Dive Brief:
- The 11th U.S. Circuit Court of Appeals found that a government contractor violated the Fair Labor Standards Act when it automatically deducted one hour's wages from workers' overtime pay to account for a meal break (Gelber, et al. v. Akal Security, No. 18-14496 (11th Cir., Sept. 30, 2021)).
- The company, Akal Security, repatriates individuals who have been removed from the U.S. by flying them to their home countries, according to court documents. It employs security personnel to staff the flights to ensure safety during travel. Safety staff have few duties on return flights, once detainees have been returned. Akal automatically deducted one hour from each shift as a meal period during these flights, according to court documents, calling the one-hour meal break mandatory and unpaid; it instructed workers to complete no work during the time. The company recorded no meal periods, the court noted — it deleted one hour from each security personnel's timesheet instead.
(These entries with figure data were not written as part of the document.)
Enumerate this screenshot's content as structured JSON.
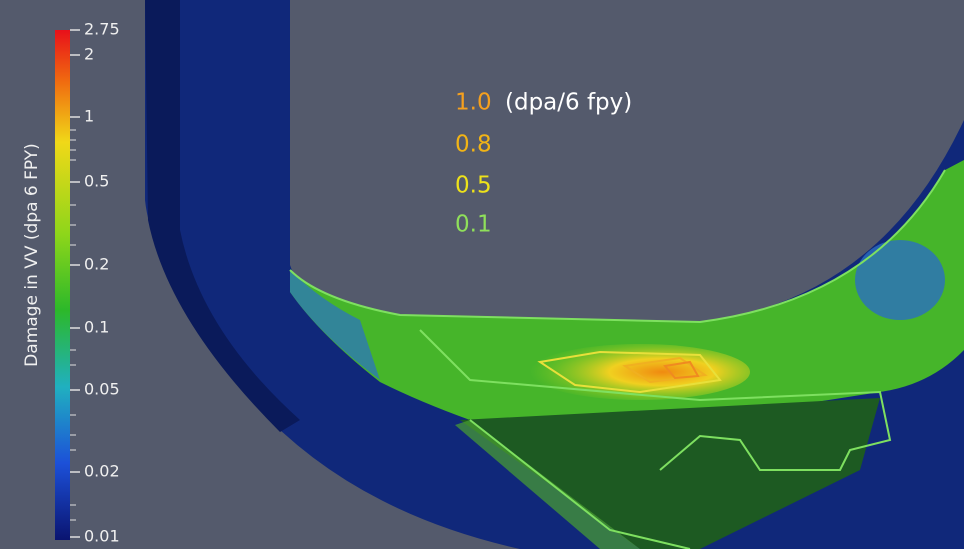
{
  "colorbar": {
    "title": "Damage in VV (dpa 6 FPY)",
    "ticks": [
      "2.75",
      "2",
      "1",
      "0.5",
      "0.2",
      "0.1",
      "0.05",
      "0.02",
      "0.01"
    ]
  },
  "contour_legend": {
    "entries": [
      {
        "label": "1.0",
        "color": "#f5a01e"
      },
      {
        "label": "0.8",
        "color": "#f2b415"
      },
      {
        "label": "0.5",
        "color": "#eee21a"
      },
      {
        "label": "0.1",
        "color": "#8fe05a"
      }
    ],
    "unit": "(dpa/6 fpy)"
  }
}
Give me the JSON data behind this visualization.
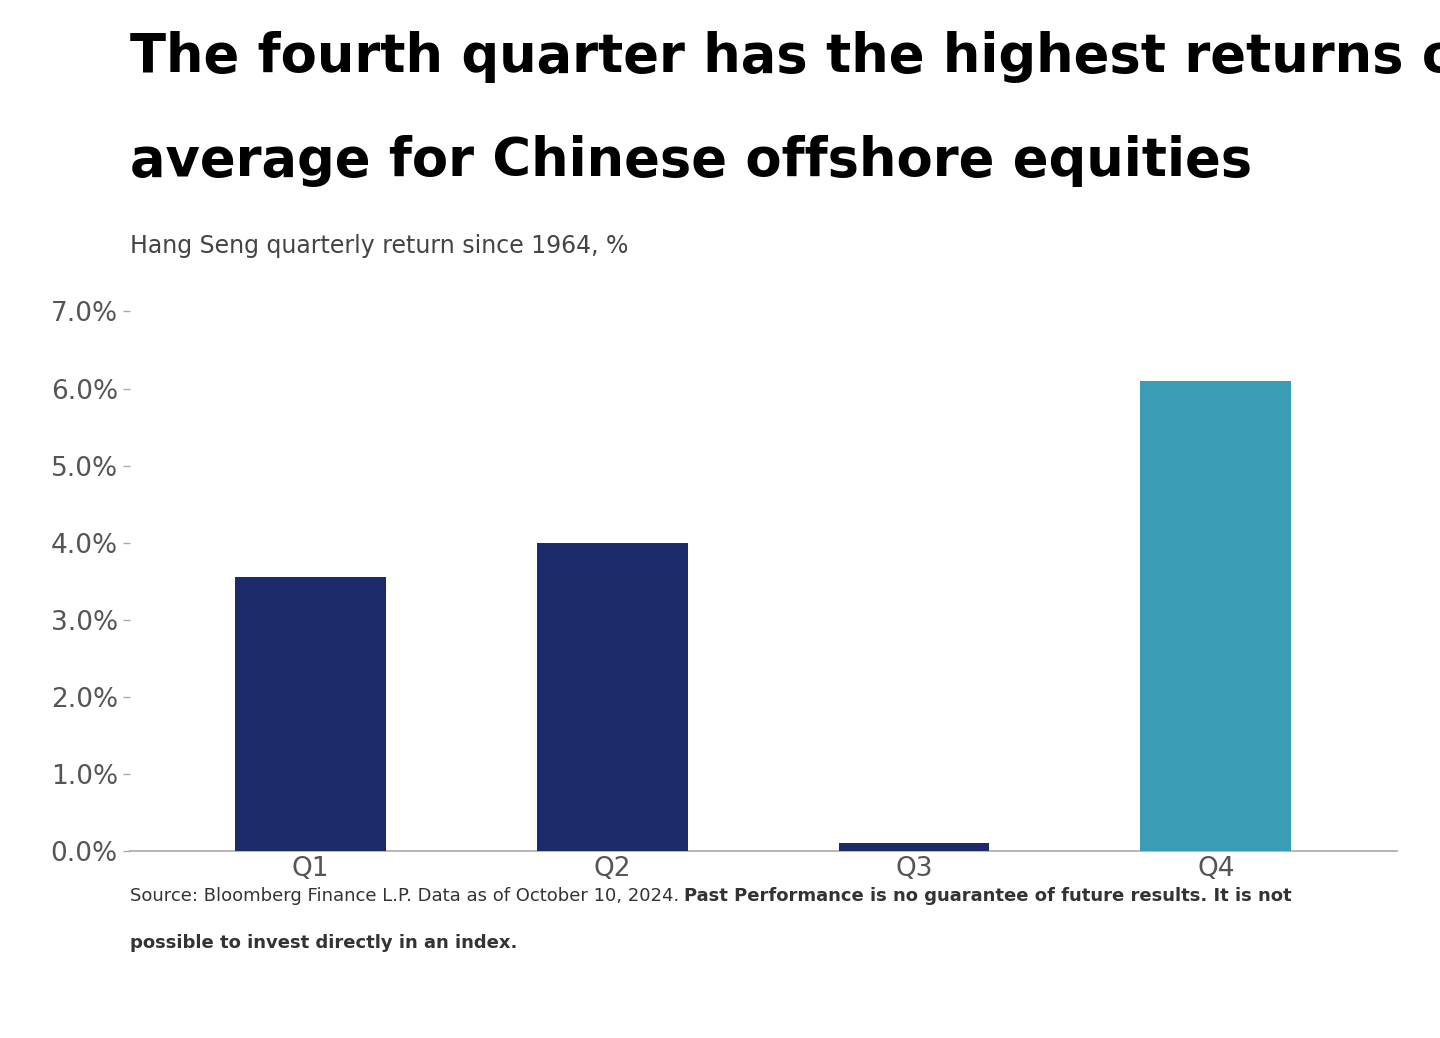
{
  "title_line1": "The fourth quarter has the highest returns on",
  "title_line2": "average for Chinese offshore equities",
  "subtitle": "Hang Seng quarterly return since 1964, %",
  "categories": [
    "Q1",
    "Q2",
    "Q3",
    "Q4"
  ],
  "values": [
    0.0355,
    0.04,
    0.001,
    0.061
  ],
  "bar_colors": [
    "#1b2a6b",
    "#1b2a6b",
    "#1b2a6b",
    "#3a9db5"
  ],
  "ylim": [
    0,
    0.07
  ],
  "yticks": [
    0.0,
    0.01,
    0.02,
    0.03,
    0.04,
    0.05,
    0.06,
    0.07
  ],
  "background_color": "#ffffff",
  "title_fontsize": 38,
  "subtitle_fontsize": 17,
  "tick_fontsize": 19,
  "source_normal": "Source: Bloomberg Finance L.P. Data as of October 10, 2024. ",
  "source_bold": "Past Performance is no guarantee of future results. It is not\npossible to invest directly in an index.",
  "source_fontsize": 13
}
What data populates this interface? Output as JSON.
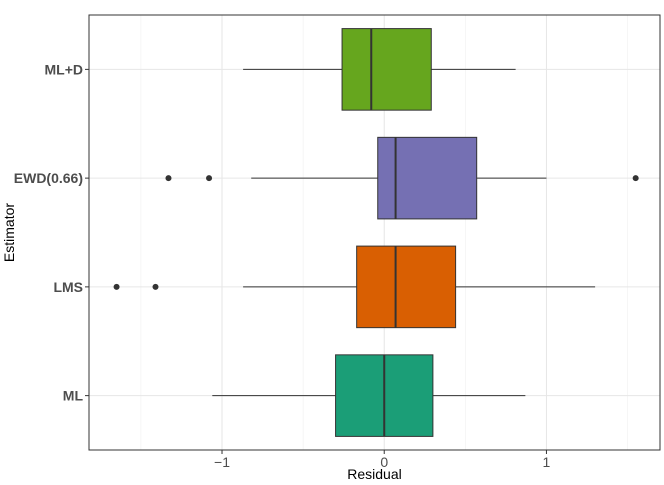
{
  "chart_data": {
    "type": "boxplot",
    "orientation": "horizontal",
    "title": "",
    "xlabel": "Residual",
    "ylabel": "Estimator",
    "xlim": [
      -1.82,
      1.7
    ],
    "xticks": [
      -1,
      0,
      1
    ],
    "xtick_labels": [
      "−1",
      "0",
      "1"
    ],
    "grid": true,
    "legend": "none",
    "categories": [
      "ML",
      "LMS",
      "EWD(0.66)",
      "ML+D"
    ],
    "boxes": [
      {
        "category": "ML",
        "whisker_low": -1.06,
        "q1": -0.3,
        "median": 0.0,
        "q3": 0.3,
        "whisker_high": 0.87,
        "outliers": [],
        "color": "#1b9e77"
      },
      {
        "category": "LMS",
        "whisker_low": -0.87,
        "q1": -0.17,
        "median": 0.07,
        "q3": 0.44,
        "whisker_high": 1.3,
        "outliers": [
          -1.65,
          -1.41
        ],
        "color": "#d95f02"
      },
      {
        "category": "EWD(0.66)",
        "whisker_low": -0.82,
        "q1": -0.04,
        "median": 0.07,
        "q3": 0.57,
        "whisker_high": 1.0,
        "outliers": [
          -1.33,
          -1.08,
          1.55
        ],
        "color": "#7570b3"
      },
      {
        "category": "ML+D",
        "whisker_low": -0.87,
        "q1": -0.26,
        "median": -0.08,
        "q3": 0.29,
        "whisker_high": 0.81,
        "outliers": [],
        "color": "#66a61e"
      }
    ]
  }
}
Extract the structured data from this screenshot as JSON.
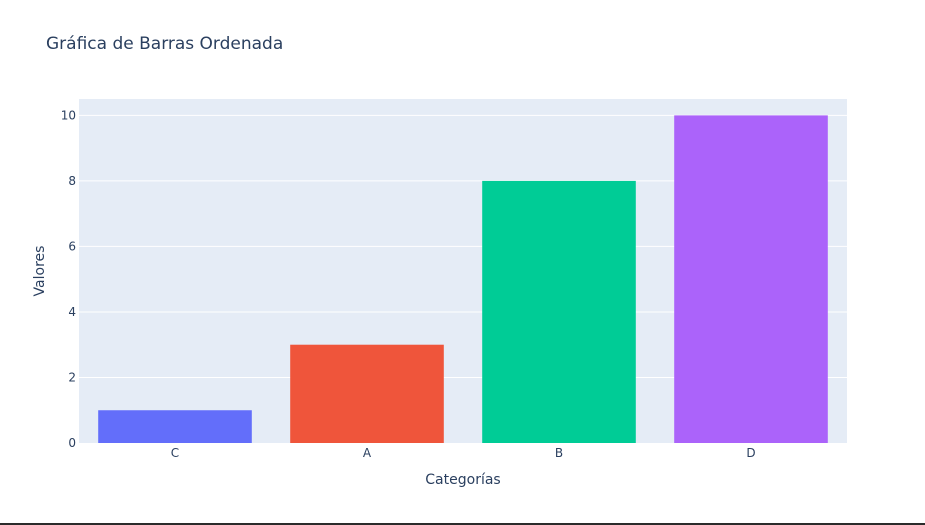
{
  "chart_data": {
    "type": "bar",
    "title": "Gráfica de Barras Ordenada",
    "xlabel": "Categorías",
    "ylabel": "Valores",
    "categories": [
      "C",
      "A",
      "B",
      "D"
    ],
    "values": [
      1,
      3,
      8,
      10
    ],
    "colors": [
      "#636efa",
      "#ef553b",
      "#00cc96",
      "#ab63fa"
    ],
    "ylim": [
      0,
      10.5
    ],
    "yticks": [
      0,
      2,
      4,
      6,
      8,
      10
    ],
    "grid": true,
    "legend": "none",
    "plot_background": "#e5ecf6",
    "gridline_color": "#ffffff"
  }
}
- Several security guards sued for unpaid wages. A district court ruled in favor for the plaintiffs initially, but later decided the company acted in good faith. On appeal, the 11th Circuit considered "whether Akal was entitled to make the challenged meal-period deductions from otherwise compensable work." The court ruled that it was not entitled to do so, and that Akal's policy violated the FLSA.
Dive Insight:
The U.S. Department of Labor does generally allow employers to deduct pay for meal breaks. It stipulates that workers must be "completely relieved from duty" during the meals — the employee isn't truly relieved from work if the individual is asked to perform duties while eating.
The Gelber court held that Akal needed to show its security workers were "completely relieved from duty for the purposes of eating regular meals." Akal argued that the central question was whether the security workers had an hour during each flight when they were totally off duty.
The court disagreed. Akal acknowledged that idle time in flight was compensable overtime work. "It follows, then, that the meal breaks must also be compensable — because, so far as we can tell, nothing distinguishes the ‘meal breaks' from other idle — but compensable — time on the flight." To prove that meal breaks weren't compensable time, Akal needed to have proof other than the fact that the security workers were idle on the flights.
Akal's analysis came from the wrong premise, the court said. It said its deduction policy was fair because at some point during the flights, the workers had at least one hour when they were free of duties. By that logic, the company holds that the security guards weren't performing work on the flights. But the company had already acknowledged their idle time was compensable work, the court said.
The specifics of this case — that "the mere fact of [the workers'] waiting (or traveling) is work" — make it unique, the 11th Circuit said. The court pointed out that employers can sometimes deduct meal periods during travel; DOL guidance specifies that it's possible. But employers must demonstrate that drivers, pilots or anyone assisting in travel take meal breaks by ceasing their affirmative duties to eat.